The Daily Telegraph

Rise of far-right extremism fuelled by internet propaganda

Security minister warns of threat of ‘online grooming’ while arrests for domestic terror offences surge

- By Ben Farmer

THE Government’s security minister has warned of the rise of far-right extremism in Britain, as the latest Home Office figures showed a sharp increase in arrests for domestic terror offences.

The number of people held for suspected domestic terror offences has jumped nearly five-fold in the past 12 months in Great Britain.

Far-right terrorist suspects drove the increase, security sources told The Daily Telegraph.

Speaking after the Finsbury Park terrorist attack, Ben Wallace, the security minister, said: “What I can say on this case is this individual, so far as we know at the moment, was not known to us, but we are aware of a rise in the farright.”

He said online propaganda was helping fuel far-right radicalisa­tion, just as it was feeding Islamist extremism.

He said: “One of the biggest problems we all have is multimedia today. The speed and grooming that these people involve themselves in, whether Islamic or far-right, are something we all have to grapple together.”

Home Office figures released last week showed that while internatio­nal Islamist violence continues to account for most terror arrests, the number held for domestic terrorism, which is dominated by the far-right, leapt from 10 to 48 in Britain last year.

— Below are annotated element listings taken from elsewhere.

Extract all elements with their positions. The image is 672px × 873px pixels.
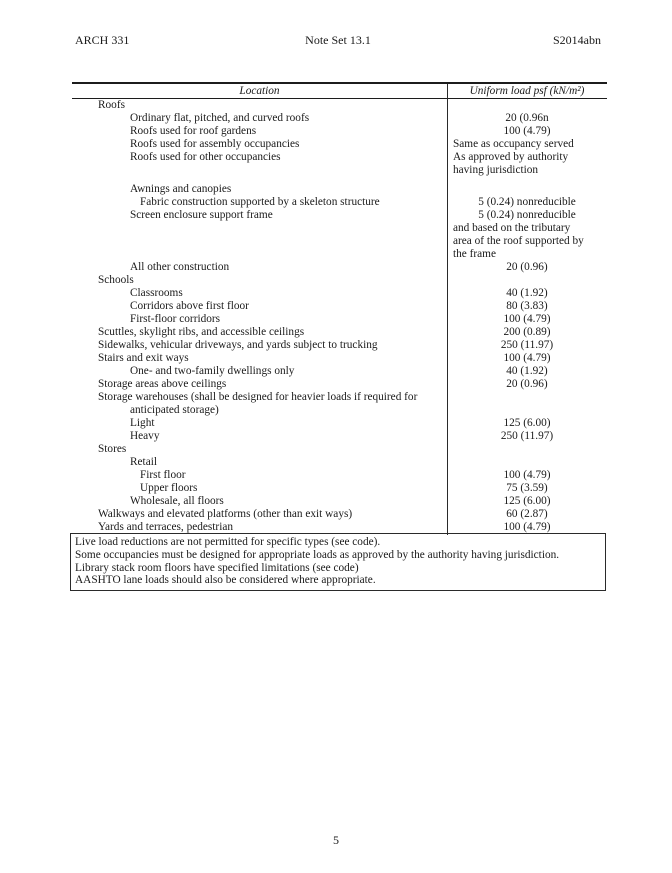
location-cell: [72, 235, 447, 248]
location-cell: Sidewalks, vehicular driveways, and yards subject to trucking: [98, 339, 378, 351]
load-value-cell: 5 (0.24) nonreducible: [478, 196, 576, 208]
load-value-cell: 20 (0.96n: [505, 112, 549, 124]
load-value-cell: 250 (11.97): [500, 430, 554, 442]
load-value-cell: 40 (1.92): [506, 365, 548, 377]
note-line: Live load reductions are not permitted for specific types (see code).: [75, 536, 381, 548]
load-value-cell: [447, 274, 607, 287]
load-value-cell: 250 (11.97): [500, 339, 554, 351]
table-row: [72, 508, 607, 521]
column-divider-line: [447, 84, 448, 535]
load-value-cell: 80 (3.83): [506, 300, 548, 312]
notes-box: [70, 533, 606, 591]
table-header-row: [72, 84, 607, 99]
load-value-cell: 100 (4.79): [503, 352, 551, 364]
table-row: [72, 151, 607, 164]
location-cell: Wholesale, all floors: [130, 495, 224, 507]
location-cell: Ordinary flat, pitched, and curved roofs: [130, 112, 310, 124]
load-value-cell: 5 (0.24) nonreducible: [478, 209, 576, 221]
table-row: [72, 326, 607, 339]
table-row: [72, 417, 607, 430]
table-row: [72, 469, 607, 482]
semester-code: S2014abn: [553, 33, 601, 47]
table-body: [72, 99, 607, 534]
load-value-cell: 100 (4.79): [503, 313, 551, 325]
load-value-cell: having jurisdiction: [453, 164, 539, 176]
table-row: [72, 274, 607, 287]
page-number: 5: [333, 833, 339, 847]
page-header: [75, 33, 601, 47]
note-set-title: Note Set 13.1: [305, 33, 371, 47]
table-row: [72, 365, 607, 378]
table-row: [72, 112, 607, 125]
table-row: [72, 378, 607, 391]
load-value-cell: 100 (4.79): [503, 469, 551, 481]
location-cell: One- and two-family dwellings only: [130, 365, 295, 377]
load-value-cell: 60 (2.87): [506, 508, 548, 520]
table-row: [72, 339, 607, 352]
live-load-table: [72, 82, 607, 534]
location-cell: Roofs: [98, 99, 125, 111]
load-value-cell: As approved by authority: [453, 151, 569, 163]
load-value-cell: 125 (6.00): [503, 495, 551, 507]
table-row: [72, 300, 607, 313]
location-cell: Stores: [98, 443, 127, 455]
location-cell: Retail: [130, 456, 157, 468]
load-value-cell: 100 (4.79): [503, 521, 551, 533]
note-line: AASHTO lane loads should also be considered where appropriate.: [75, 574, 376, 587]
table-row: [72, 404, 607, 417]
location-cell: First floor: [140, 469, 186, 481]
load-value-cell: 75 (3.59): [506, 482, 548, 494]
table-row: [72, 495, 607, 508]
table-row: [72, 138, 607, 151]
table-row: [72, 164, 607, 177]
table-row: [72, 235, 607, 248]
column-header-location: Location: [239, 85, 280, 97]
load-value-cell: 100 (4.79): [503, 125, 551, 137]
location-cell: Storage warehouses (shall be designed for heavier loads if required for: [98, 391, 418, 403]
load-value-cell: [447, 391, 607, 404]
location-cell: Stairs and exit ways: [98, 352, 189, 364]
location-cell: First-floor corridors: [130, 313, 221, 325]
table-row: [72, 391, 607, 404]
load-value-cell: and based on the tributary: [453, 222, 571, 234]
location-cell: Upper floors: [140, 482, 198, 494]
location-cell: [72, 164, 447, 177]
location-cell: Classrooms: [130, 287, 183, 299]
location-cell: Fabric construction supported by a skeleton structure: [140, 196, 380, 208]
course-code: ARCH 331: [75, 33, 130, 47]
load-value-cell: [447, 404, 607, 417]
location-cell: Corridors above first floor: [130, 300, 249, 312]
location-cell: [72, 248, 447, 261]
table-row: [72, 287, 607, 300]
table-row: [72, 456, 607, 469]
table-row: [72, 222, 607, 235]
table-row: [72, 443, 607, 456]
table-row: [72, 430, 607, 443]
load-value-cell: [447, 443, 607, 456]
load-value-cell: [447, 183, 607, 196]
table-row: [72, 248, 607, 261]
location-cell: Roofs used for roof gardens: [130, 125, 257, 137]
location-cell: Roofs used for other occupancies: [130, 151, 281, 163]
load-value-cell: 125 (6.00): [503, 417, 551, 429]
location-cell: Roofs used for assembly occupancies: [130, 138, 300, 150]
location-cell: Light: [130, 417, 155, 429]
table-row: [72, 261, 607, 274]
location-cell: [72, 222, 447, 235]
table-row: [72, 99, 607, 112]
table-row: [72, 313, 607, 326]
location-cell: Walkways and elevated platforms (other than exit ways): [98, 508, 353, 520]
load-value-cell: area of the roof supported by: [453, 235, 584, 247]
location-cell: Heavy: [130, 430, 160, 442]
load-value-cell: [447, 456, 607, 469]
location-cell: Screen enclosure support frame: [130, 209, 273, 221]
table-row: [72, 196, 607, 209]
table-row: [72, 352, 607, 365]
load-value-cell: the frame: [453, 248, 496, 260]
table-row: [72, 183, 607, 196]
load-value-cell: 20 (0.96): [506, 378, 548, 390]
load-value-cell: 20 (0.96): [506, 261, 548, 273]
load-value-cell: 40 (1.92): [506, 287, 548, 299]
table-row: [72, 125, 607, 138]
note-line: Some occupancies must be designed for appropriate loads as approved by the authority having jurisdiction.: [75, 548, 560, 561]
load-value-cell: 200 (0.89): [503, 326, 551, 338]
load-value-cell: [447, 99, 607, 112]
location-cell: anticipated storage): [130, 404, 219, 416]
location-cell: Scuttles, skylight ribs, and accessible ceilings: [98, 326, 305, 338]
location-cell: Yards and terraces, pedestrian: [98, 521, 233, 533]
location-cell: All other construction: [130, 261, 230, 273]
table-row: [72, 209, 607, 222]
column-header-uniform-load: Uniform load psf (kN/m²): [469, 85, 585, 97]
location-cell: Awnings and canopies: [130, 183, 232, 195]
load-value-cell: Same as occupancy served: [453, 138, 574, 150]
location-cell: Schools: [98, 274, 134, 286]
table-row: [72, 482, 607, 495]
location-cell: Storage areas above ceilings: [98, 378, 227, 390]
note-line: Library stack room floors have specified limitations (see code): [75, 561, 359, 574]
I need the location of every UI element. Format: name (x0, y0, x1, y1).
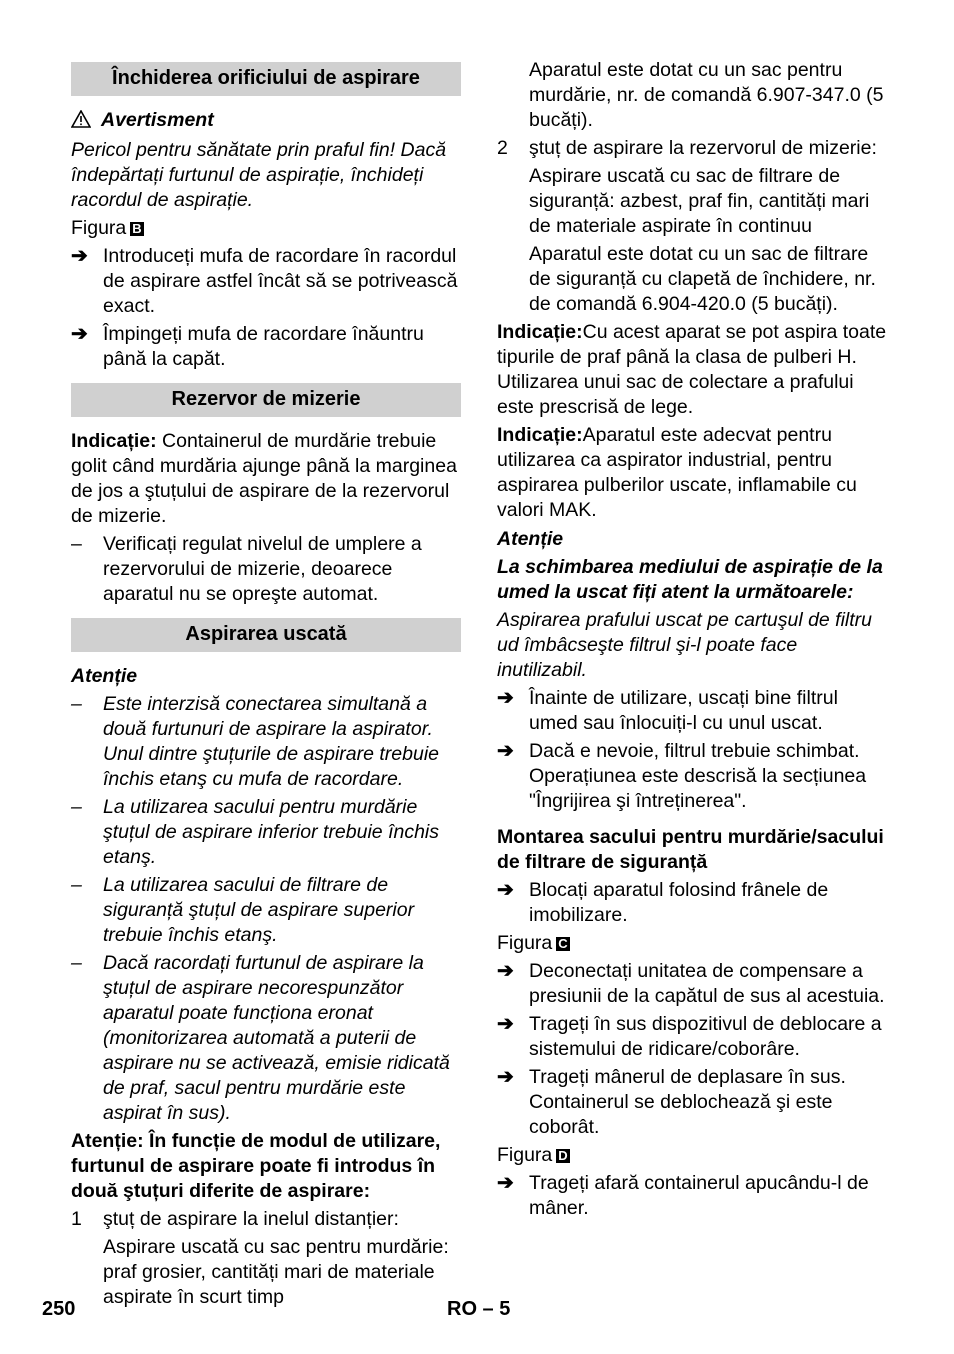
warning-text: Pericol pentru sănătate prin praful fin! Dacă îndepărtați furtunul de aspirație, închideți racordul de aspirație. (71, 139, 447, 211)
arrow-right-icon: ➔ (497, 1172, 514, 1194)
attention-item: Dacă racordați furtunul de aspirare la ştuțul de aspirare necorespunzător aparatul poate funcționa eronat (monitorizarea automată a puterii de aspirare nu se activează, emisie ridicată de praf, sacul pentru murdărie este aspirat în sus). (103, 952, 450, 1124)
numbered-text: ştuț de aspirare la inelul distanțier: (103, 1208, 399, 1230)
dash-bullet: – (71, 874, 82, 896)
step-text: Trageți afară containerul apucându-l de mâner. (529, 1172, 869, 1219)
step-text: Înainte de utilizare, uscați bine filtrul umed sau înlocuiți-l cu unul uscat. (529, 687, 838, 734)
arrow-right-icon: ➔ (497, 740, 514, 762)
numbered-text: ştuț de aspirare la rezervorul de mizerie: (529, 137, 877, 159)
list-item (497, 1012, 889, 1062)
numbered-subtext: Aspirare uscată cu sac de filtrare de siguranță: azbest, praf fin, cantități mari de materiale aspirate în continuu (529, 165, 870, 237)
dash-bullet: – (71, 796, 82, 818)
arrow-right-icon: ➔ (71, 245, 88, 267)
figure-label-text: Figura (497, 932, 553, 954)
section-heading-dry-vacuum: Aspirarea uscată (71, 618, 461, 652)
item-number: 1 (71, 1208, 82, 1230)
figure-label-text: Figura (497, 1144, 553, 1166)
step-text: Împingeți mufa de racordare înăuntru până la capăt. (103, 323, 424, 370)
step-text: Blocați aparatul folosind frânele de imobilizare. (529, 879, 829, 926)
arrow-right-icon: ➔ (497, 960, 514, 982)
numbered-item (71, 1207, 461, 1232)
attention-text: Aspirarea prafului uscat pe cartuşul de filtru ud îmbâcseşte filtrul şi-l poate face inutilizabil. (497, 609, 873, 681)
section-heading-dirt-tank: Rezervor de mizerie (71, 383, 461, 417)
arrow-right-icon: ➔ (497, 879, 514, 901)
section-marker: RO – 5 (447, 1298, 511, 1320)
attention-item: La utilizarea sacului de filtrare de siguranță ştuțul de aspirare superior trebuie închis etanş. (103, 874, 415, 946)
list-item (71, 951, 461, 1126)
note-label: Indicație: (71, 430, 157, 452)
attention-item: La utilizarea sacului pentru murdărie ştuțul de aspirare inferior trebuie închis etanş. (103, 796, 440, 868)
list-item (71, 322, 461, 372)
attention-heading: Atenție (497, 528, 564, 550)
note-text: Containerul de murdărie trebuie golit când murdăria ajunge până la marginea de jos a ştuțului de aspirare de la rezervorul de mizerie. (71, 430, 457, 527)
list-item (497, 739, 889, 814)
numbered-item (497, 136, 889, 161)
arrow-right-icon: ➔ (497, 1066, 514, 1088)
numbered-subtext: Aspirare uscată cu sac pentru murdărie: praf grosier, cantități mari de materiale aspirate în scurt timp (103, 1236, 449, 1308)
warning-heading (71, 108, 461, 135)
section-heading-suction-closing: Închiderea orificiului de aspirare (71, 62, 461, 96)
numbered-subtext: Aparatul este dotat cu un sac pentru murdărie, nr. de comandă 6.907-347.0 (5 bucăți). (529, 59, 884, 131)
dash-bullet: – (71, 693, 82, 715)
list-item (497, 1171, 889, 1221)
note-label: Indicație: (497, 424, 583, 446)
attention-bold-paragraph: Atenție: În funcție de modul de utilizare, furtunul de aspirare poate fi introdus în două ştuțuri diferite de aspirare: (71, 1130, 441, 1202)
note-label: Indicație: (497, 321, 583, 343)
item-number: 2 (497, 137, 508, 159)
dash-text: Verificați regulat nivelul de umplere a rezervorului de mizerie, deoarece aparatul nu se opreşte automat. (103, 533, 422, 605)
step-text: Trageți în sus dispozitivul de deblocare a sistemului de ridicare/coborâre. (529, 1013, 882, 1060)
arrow-right-icon: ➔ (71, 323, 88, 345)
arrow-right-icon: ➔ (497, 687, 514, 709)
list-item (71, 692, 461, 792)
note-text: Cu acest aparat se pot aspira toate tipurile de praf până la clasa de pulberi H. Utilizarea unui sac de colectare a prafului este prescrisă de lege. (497, 321, 887, 418)
right-column (497, 58, 889, 1224)
dash-bullet: – (71, 952, 82, 974)
step-text: Deconectați unitatea de compensare a presiunii de la capătul de sus al acestuia. (529, 960, 885, 1007)
figure-ref-c (497, 931, 889, 956)
note-paragraph (71, 429, 461, 529)
step-text: Dacă e nevoie, filtrul trebuie schimbat. Operațiunea este descrisă la secțiunea "Îngrijirea şi întreținerea". (529, 740, 867, 812)
list-item (71, 532, 461, 607)
page-number: 250 (42, 1298, 76, 1320)
attention-item: Este interzisă conectarea simultană a două furtunuri de aspirare la aspirator. Unul dintre ştuțurile de aspirare trebuie închis etanş cu mufa de racordare. (103, 693, 440, 790)
list-item (71, 795, 461, 870)
figure-c-badge: C (558, 936, 568, 951)
figure-ref-d (497, 1143, 889, 1168)
step-text: Introduceți mufa de racordare în racordul de aspirare astfel încât să se potrivească exact. (103, 245, 458, 317)
figure-ref-b (71, 216, 461, 241)
list-item (497, 686, 889, 736)
note-paragraph (497, 320, 889, 420)
warning-title: Avertisment (101, 109, 214, 131)
subheading-bag-mounting: Montarea sacului pentru murdărie/sacului de filtrare de siguranță (497, 826, 884, 873)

The jump came after a neo-nazi group called National Action in December became the first extreme Rightwing group to be banned as a terrorist organisati­on. The anti-semitic, white supremacis­t group had celebrated the murder of the Labour MP Jo Cox by Right-wing extremist Thomas Mair.

Aaron Winter, an academic at the University of East London who researches far-right extremism, said neo-nazi groups had increasing­ly pushed an anti-muslim agenda.

He said: “In the past number of years, from 7/7 but also more recently, there’s been organisati­on around antimuslim activism. There’s an increasing mobilisati­on against Muslims.”

He said recent years had seen “increased activism and plots, increased public statements about calling for violence”, from Right-wing extremists, but police had also been paying more attention to their activities. He said there had been an increase in hate crimes such as arson at mosques, as anti-muslim rhetoric became more prevalent.

Police in London recorded a rise in Islamophob­ic incidents after the London Bridge terrorist attack earlier this month, with 20 recorded on June 6, compared with a daily average of 3.5.

The tally was the highest this year and more than after the Paris attacks in November 2015, and the murder of Lee Rigby in May 2013.

A retired police chief last week warned that online anti-muslim sentiment had been “relentless” after the London Bridge attack, which killed eight. Mak Chishty, a former Metropolit­an Police commander who had been the country’s most senior Muslim officer, said: “The backlash has been something of a different scale.”

Extremists were hoping to “feed off the tension” caused by Islamist terrorist attacks to plot violence of their own, the Government’s independen­t terror law watchdog warned earlier this year.

David Anderson QC said in February: “The threat from extreme Rightwing terrorism in the UK is currently fragmented but the massacre perpetrate­d by Anders Breivik in Norway is a warning against underestim­ating the threat. Both the Government and the courts treat the threat with the seriousnes­s it deserves. Extreme Right-wing ideology can be just as murderous as its Islamist equivalent. A sophistica­ted network is not a prerequisi­te for mass slaughter.”

A quarter of those referred to the Government’s Channel programme, which seeks to protect those vulnerable to being radicalise­d, are now singled out for suspected far-right extremism.

The increase in far-right arrests has contribute­d to a jump in the proportion of white suspects being held under counter-terrorism legislatio­n. In the year to the end of March, there were 113 arrests of white people, compared with 68 in the year before, a 66 per cent rise.